In this paper, we examine the problem of detecting nested temporal predicates in the execution trace of a distributed program. We present a technique that allows efficient detection of a reasonably large class of predicates that we call the __Multislicing__ Temporal Logic or __MTL__. Examples of valid __MTL__ predicates are nested temporal predicates based on local variables with arbitrary negations, disjunctions, conjunctions and the possibly (EF) and invariant(AG) temporal operators. We do not know of any other technique that detects a similar class of predicates with a time complexity that is polynomial in the number of processes and events in the system. We introduce the concept of a __multislice__ of an execution trace and use it for detecting predicates efficiently. A __multislice__ is a set of traces (slices) that exactly represents all the global states which satisfy the predicate. We present an algorithm to compute the __multislice__ of a computation and prove that its time complexity is polynomial with respect to the number of processes and events in the trace although it is not polynomial in the size of the formula.

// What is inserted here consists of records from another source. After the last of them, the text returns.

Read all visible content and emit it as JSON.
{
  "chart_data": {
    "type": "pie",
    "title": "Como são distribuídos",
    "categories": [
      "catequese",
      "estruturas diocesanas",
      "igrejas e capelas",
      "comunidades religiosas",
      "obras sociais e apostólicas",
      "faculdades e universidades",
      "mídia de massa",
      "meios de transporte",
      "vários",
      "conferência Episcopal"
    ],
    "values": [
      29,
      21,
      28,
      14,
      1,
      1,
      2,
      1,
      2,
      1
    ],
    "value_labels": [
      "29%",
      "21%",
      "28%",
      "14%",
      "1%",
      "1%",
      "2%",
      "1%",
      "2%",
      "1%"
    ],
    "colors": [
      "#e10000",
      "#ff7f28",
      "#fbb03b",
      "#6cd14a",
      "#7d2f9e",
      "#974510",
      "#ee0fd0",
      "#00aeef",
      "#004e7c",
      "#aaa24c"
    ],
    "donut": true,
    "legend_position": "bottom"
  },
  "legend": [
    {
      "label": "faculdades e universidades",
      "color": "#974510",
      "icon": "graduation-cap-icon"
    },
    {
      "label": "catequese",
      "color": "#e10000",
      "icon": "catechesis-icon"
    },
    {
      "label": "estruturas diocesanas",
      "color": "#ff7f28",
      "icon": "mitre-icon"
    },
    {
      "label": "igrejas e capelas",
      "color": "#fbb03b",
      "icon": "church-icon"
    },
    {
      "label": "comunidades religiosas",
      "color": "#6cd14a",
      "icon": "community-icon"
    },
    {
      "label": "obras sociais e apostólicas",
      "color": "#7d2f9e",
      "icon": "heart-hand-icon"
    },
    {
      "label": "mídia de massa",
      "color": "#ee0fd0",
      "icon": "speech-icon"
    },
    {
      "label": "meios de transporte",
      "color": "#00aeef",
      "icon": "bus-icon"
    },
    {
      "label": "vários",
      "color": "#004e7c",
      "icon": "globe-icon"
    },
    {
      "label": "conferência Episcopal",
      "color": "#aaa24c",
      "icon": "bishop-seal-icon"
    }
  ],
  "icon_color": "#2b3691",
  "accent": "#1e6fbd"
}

% We also present algorithms for computation slicing using vector clock timestamps instead of the conventional skeletal edge representation. This results in more efficient algorithms when the slice is much smaller than the original computation.
We compare the implementation of our technique with existing tools like POTA and Spin model checker by verifying traces generated by a Java implementation of the distributed dining philosophers algorithm.